In December I spent three weeks in Somaliland, testing the possibility of restoring and domesticating Yeheb, a food and fodder crop which grows well in very dry conditions. It is one of those plants that has not found enough interest outside its indigenous habitat. Historically Yeheb used to flourish in the Haud or Savannah pastoralist grassland of northern Somalia, which is now autonomous Somaliland.
As a result of the scoping mission that we conducted in May 2015, the Yeheb project team decided that there needed to be a trial planting mission tied in with the autumn rains and harvest season. At this time the ground is wet and Yeheb reseeds itself naturally. At the same time as we made the decision, we heard that our application for three years’ funding from the Darwin Initiative had been turned down.

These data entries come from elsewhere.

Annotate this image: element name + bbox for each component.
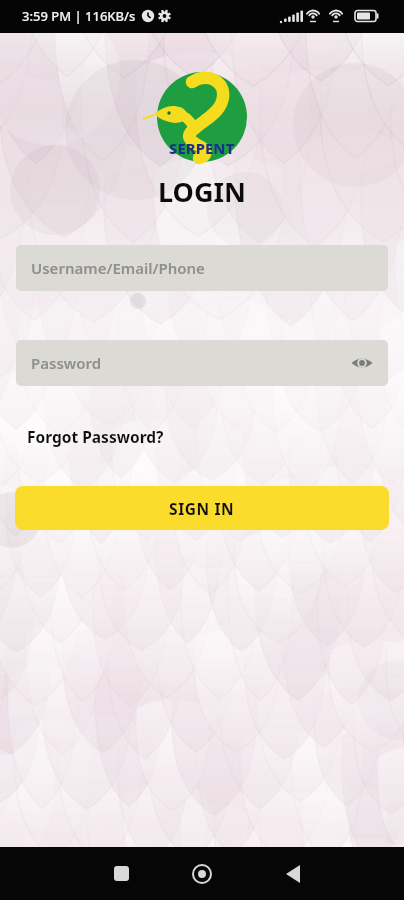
button[interactable] [349,350,375,376]
staticText: SIGN IN [169,498,235,519]
button[interactable] [276,863,310,885]
staticText: Username/Email/Phone [31,258,205,278]
button[interactable] [185,863,219,885]
staticText: LOGIN [158,173,246,210]
staticText: Forgot Password? [27,426,164,447]
button[interactable]: Password [16,340,388,386]
button[interactable]: Username/Email/Phone [16,245,388,291]
button[interactable]: SIGN IN [15,486,389,530]
button[interactable] [104,863,138,885]
staticText: Password [31,353,102,373]
staticText: 3:59 PM | 116KB/s [22,7,136,25]
staticText: SERPENT [169,138,235,158]
button[interactable]: Forgot Password? [27,426,164,447]
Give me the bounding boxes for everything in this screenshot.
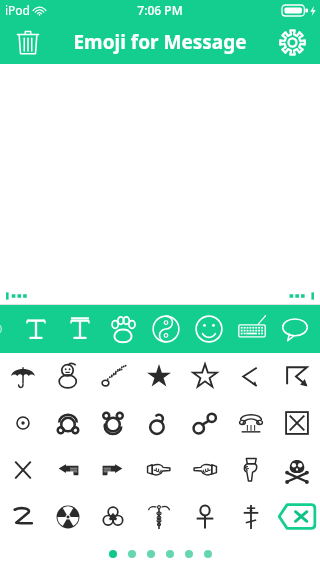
- button[interactable]: Delete: [274, 493, 320, 540]
- staticText: iPod: [5, 2, 30, 18]
- button[interactable]: Z: [0, 493, 45, 540]
- button[interactable]: Outline letters: [58, 305, 101, 353]
- button[interactable]: Animals: [101, 305, 144, 353]
- button[interactable]: Symbols: [144, 305, 187, 353]
- button[interactable]: Keyboard: [230, 305, 273, 353]
- button[interactable]: Hand right: [136, 446, 182, 493]
- button[interactable]: Page 5: [185, 550, 193, 558]
- button[interactable]: Next page: [286, 288, 316, 304]
- button[interactable]: Radioactive: [45, 493, 90, 540]
- button[interactable]: Comet: [90, 353, 136, 399]
- button[interactable]: Page 2: [128, 550, 136, 558]
- button[interactable]: X mark: [0, 446, 45, 493]
- button[interactable]: Smileys: [187, 305, 230, 353]
- button[interactable]: Messages: [273, 305, 316, 353]
- button[interactable]: Previous page: [4, 288, 34, 304]
- button[interactable]: Delete all: [8, 22, 48, 62]
- button[interactable]: Symbol: [45, 399, 90, 446]
- button[interactable]: Page 6: [204, 550, 212, 558]
- button[interactable]: Snowman: [45, 353, 90, 399]
- staticText: 7:06 PM: [137, 2, 183, 18]
- button[interactable]: Pointing left: [45, 446, 90, 493]
- staticText: Emoji for Message: [73, 29, 247, 55]
- button[interactable]: Page 1: [109, 550, 117, 558]
- button[interactable]: Telephone: [228, 399, 274, 446]
- button[interactable]: Symbol: [182, 399, 228, 446]
- button[interactable]: Pointing right: [90, 446, 136, 493]
- button[interactable]: Page 4: [166, 550, 174, 558]
- button[interactable]: Star: [182, 353, 228, 399]
- button[interactable]: Boxed X: [274, 399, 320, 446]
- button[interactable]: Serif letters: [14, 305, 58, 353]
- button[interactable]: Sun: [0, 399, 45, 446]
- button[interactable]: Arrow: [228, 353, 274, 399]
- button[interactable]: Corner arrow: [274, 353, 320, 399]
- button[interactable]: Mars: [136, 399, 182, 446]
- button[interactable]: Ankh: [182, 493, 228, 540]
- button[interactable]: Page 3: [147, 550, 155, 558]
- button[interactable]: Symbol: [90, 399, 136, 446]
- button[interactable]: Hand left: [182, 446, 228, 493]
- button[interactable]: Settings: [272, 22, 312, 62]
- button[interactable]: Caduceus: [136, 493, 182, 540]
- button[interactable]: Cross: [228, 493, 274, 540]
- button[interactable]: Umbrella: [0, 353, 45, 399]
- button[interactable]: Filled star: [136, 353, 182, 399]
- button[interactable]: Previous category: [0, 305, 14, 353]
- button[interactable]: Skull: [274, 446, 320, 493]
- button[interactable]: Biohazard: [90, 493, 136, 540]
- button[interactable]: Hand down: [228, 446, 274, 493]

We did not know where the funding for the trial planting phases would come from. After much prayer we felt that, if it was the right thing to do, a way would be shown to us.
In August 2015, I reconnected by phone with Mahdi Jim’ale who back in 2013 had taken me to visit a farm outside Mogadishu, Somalia, where domesticated Yeheb has been growing since 1985. Mahdi offered to explore the possibility of growing seedlings in his home town of Guriel in Galgaduud, the central region of Somalia, during the autumn harvest season in October. We decided that a sample of seedlings and seeds should be prepared from this harvest for our project collaborators to trial plant in Somaliland in December.
Suddenly the planning just fell into place. Mahdi delivered 55 seedlings, 50 kg of seeds and 100 kg of soil from the area where plant the grows. This soil is essential for planting as it contains fungi which help the new seedlings to grow. The shipment travelled by road to Burao town, the centre for the Yeheb project in Somaliland. Our local coordinator received it and I flew to Somaliland to help with the planting. The mission was wholly financed by donations from three members of the project. Without this we could not have undertaken this important trial planting phase.
Six ecologically different sites were chosen for the trial. At each of the site, students, community groups or civil society organisations led both the planning and planting. At site one, on the campus of the University of Burao, the undergraduate students were fully engaged in the project as part of their final year assignments.
For me the most enriching experience of the mission was having Mahdi with us to advise and give guidance during planting. Mahdi is from a part of Somalia where conflict still flares up intermittently, and with which the population of Somaliland has little interaction. To have Mahdi, as a southerner, donating seeds and seedlings to fellow Somalis in Somaliland, which before 1991 was the northern part of the Somali Republic, was an exemplary gesture of peace and goodwill, in tune with IofC values and the aims of Agenda for Reconciliation.
I left Somaliland after three weeks and the good news that the seedlings were sprouting came a week after I got home. We could not have had a better start to 2016. They are still growing on all six sites.
We are fundraising for the next phase of the project, to attract donors who share our vision and who are prepared to fund us for three years.